Il y a quelques années a été créé le contrat euro croissance afin de proposer un contrat adapté à un financement à moyen-long terme, 10 ans et plus, à rapprocher de la durée moyenne de détention des épargnants en assurance-vie (12 ans). Cependant, ce contrat s’est avéré assez compliqué et difficile à expliquer aux clients. Les réseaux de distribution ont eu des difficultés à le diffuser et certains assureurs n’ont même pas tenté de développer des produits de ce type.
Pour autant, ce besoin de nouveaux produits d’épargne de moyen-long terme, qui présentent des garanties (à la différence des unités de compte) et un rendement meilleur que le fonds en euros, reste fort. Et la baisse qui s’est poursuivie des taux n’a fait que renforcer ce constat.
C’est la raison pour laquelle la loi PACTE a procédé à une refonte du contrat euro croissance, pour en conserver l’esprit et la finalité, mais sur la base d’une mécanique désormais très simple, pour dynamiser sa diffusion.
Le nouveau contrat euro croissance permet de choisir son horizon temporel et son niveau de garantie à terme. Ce contrat s’apparente à une unité de compte collective assortie d’une garantie. Non garanti à tout moment comme le fonds euros, tout en restant parfaitement liquide, il doit offrir de meilleurs rendements et ainsi répondre au besoin de sécurisation mais aussi de performance que les Français attendent de l’assurance-vie.Le lien entre l’assurance vie et le financement du non coté a également été traité dans la Loi PACTE.
En effet, le cadre de l’investissement dans du capital d’entreprises non cotées, et tout particulièrement le cadre du FCPR, a été rénové pour que ces produits puissent intégrer beaucoup plus facilement les contrats d’assurance vie. L’investissement dans les fonds professionnels, les FPCI, est désormais aussi possible sous conditions.

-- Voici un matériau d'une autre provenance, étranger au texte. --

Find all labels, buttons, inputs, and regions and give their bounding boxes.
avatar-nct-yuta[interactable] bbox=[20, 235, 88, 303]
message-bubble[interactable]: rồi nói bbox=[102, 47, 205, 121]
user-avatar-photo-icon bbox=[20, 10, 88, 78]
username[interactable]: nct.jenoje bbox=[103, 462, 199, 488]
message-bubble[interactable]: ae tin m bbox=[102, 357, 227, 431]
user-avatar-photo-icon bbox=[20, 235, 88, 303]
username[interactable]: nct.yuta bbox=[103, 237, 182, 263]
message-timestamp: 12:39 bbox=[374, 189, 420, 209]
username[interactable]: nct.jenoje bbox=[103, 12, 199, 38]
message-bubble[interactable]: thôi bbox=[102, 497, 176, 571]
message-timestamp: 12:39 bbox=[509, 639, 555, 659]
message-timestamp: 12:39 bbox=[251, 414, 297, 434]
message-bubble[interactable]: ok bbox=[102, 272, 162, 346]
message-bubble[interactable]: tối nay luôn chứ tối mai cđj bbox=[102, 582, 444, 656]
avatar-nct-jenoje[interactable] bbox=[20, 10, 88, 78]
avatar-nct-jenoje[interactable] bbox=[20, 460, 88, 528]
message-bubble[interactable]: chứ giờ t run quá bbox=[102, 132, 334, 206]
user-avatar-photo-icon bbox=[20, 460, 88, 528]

La transparence en matière d’assurance vie a été améliorée à plusieurs égards. L’information a été renforcée sur la politique de l’entreprise d’assurance en matière de prise en compte des facteurs environnementaux, sociaux et de gouvernance, sur les frais, sur les taux de rendement, les taux de participation aux bénéfices ou encore sur les possibilités de transfert.Le PER a aussi été assorti d’un dispositif d’information spécifique pour l’assuré 5 ans avant l’échéance prévue de débouclage du contrat à la retraite.
Nous suivons chaque trimestre la progression des nouveaux contrats et en particulier du PER, et le CCSF, le comité consultatif du secteur, s’apprête à en faire un premier bilan, et nous réunissons nous-mêmes régulièrement les acteurs de la place pour échanger sur les problématiques du déploiement.

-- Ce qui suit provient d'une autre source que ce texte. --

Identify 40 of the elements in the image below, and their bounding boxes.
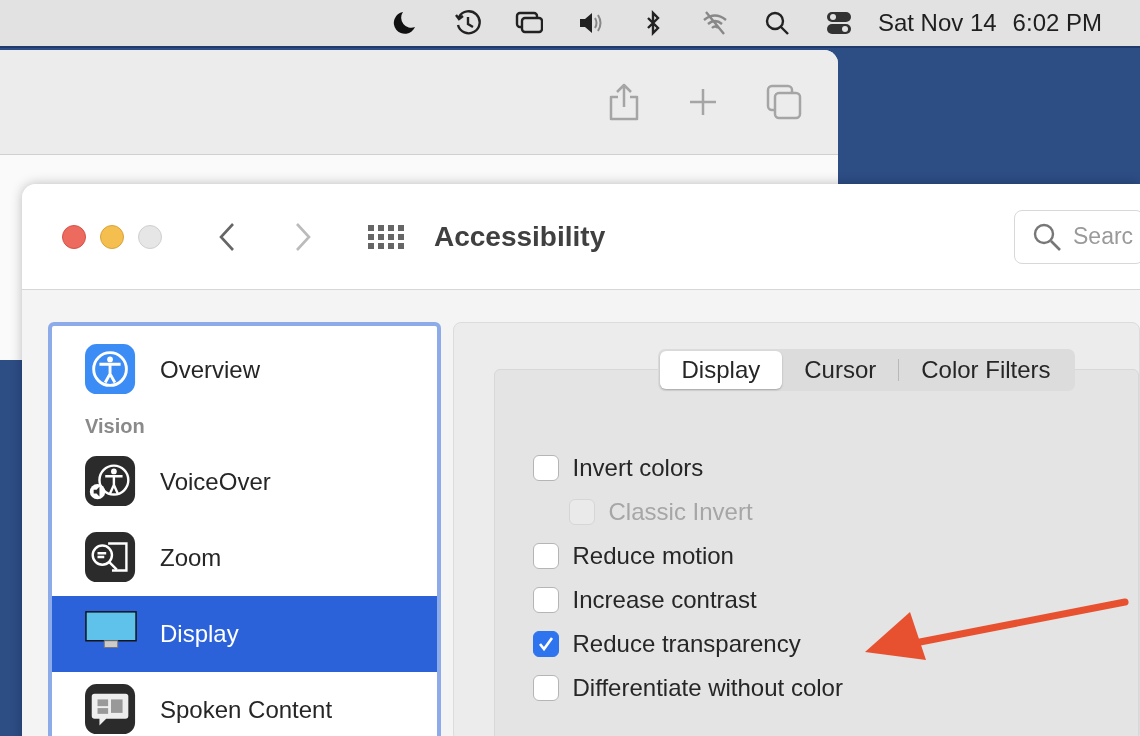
tab[interactable]: Color Filters: [899, 351, 1073, 389]
tab[interactable]: Display: [659, 351, 783, 389]
checkbox[interactable]: [532, 587, 559, 613]
window-minimize-button[interactable]: [100, 224, 124, 249]
search-field[interactable]: Searc: [1014, 209, 1140, 264]
checkbox[interactable]: [532, 455, 559, 481]
checkbox[interactable]: [532, 631, 559, 657]
sidebar-item[interactable]: Spoken Content: [52, 672, 437, 736]
checkbox-label: Reduce transparency: [572, 629, 801, 659]
accessibility-speaker-icon: [85, 456, 137, 508]
sidebar-item[interactable]: Overview: [52, 332, 437, 408]
menu-bar-clock: 6:02 PM: [1012, 8, 1102, 38]
plus-icon[interactable]: [688, 87, 718, 117]
accessibility-icon: [85, 344, 137, 396]
window-close-button[interactable]: [62, 224, 86, 249]
sidebar-item[interactable]: Display: [52, 596, 437, 672]
back-icon[interactable]: [218, 221, 236, 252]
sidebar-section-header: Vision: [84, 414, 146, 439]
check-icon: [536, 635, 555, 653]
checkbox[interactable]: [532, 675, 559, 701]
sidebar-item[interactable]: Zoom: [52, 520, 437, 596]
checkbox[interactable]: [532, 543, 559, 569]
share-icon[interactable]: [608, 83, 640, 121]
sidebar-item[interactable]: VoiceOver: [52, 444, 437, 520]
grid-icon[interactable]: [368, 224, 404, 249]
tab[interactable]: Cursor: [782, 351, 899, 389]
tabs-icon[interactable]: [766, 84, 802, 120]
checkbox-label: Invert colors: [572, 453, 704, 483]
checkbox-label: Increase contrast: [572, 585, 757, 615]
speech-bubble-icon: [85, 684, 137, 736]
checkbox-label: Differentiate without color: [572, 673, 843, 703]
clock-history-icon[interactable]: [452, 9, 481, 37]
menu-bar-date: Sat Nov 14: [877, 8, 997, 38]
checkbox-label: Classic Invert: [608, 497, 753, 527]
window-title: Accessibility: [434, 219, 606, 254]
magnifier-icon: [85, 532, 137, 584]
control-center-icon[interactable]: [824, 9, 853, 37]
window-zoom-button[interactable]: [138, 224, 162, 249]
forward-icon[interactable]: [294, 221, 312, 252]
checkbox-label: Reduce motion: [572, 541, 734, 571]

Par ailleurs, l’ACPR veille dans sa mission de protection de l’épargnant au contrôle du respect de toutes les nouvelles dispositions.
La boite à outils nous semble aujourd’hui complète, de nature à permettre notamment aux acteurs de repositionner leur offre d’assurance-vie et d’épargne retraite, au bénéfice des épargnants et du financement de nos entreprises, dans un contexte de taux bas persistants.Dans ce contexte, nous privilégions plutôt la stabilité réglementaire : si le cadre fonctionne, cela a beaucoup de valeur pour l’écosystème de lui assurer de la visibilité en ne modifiant pas les règles en cours de route.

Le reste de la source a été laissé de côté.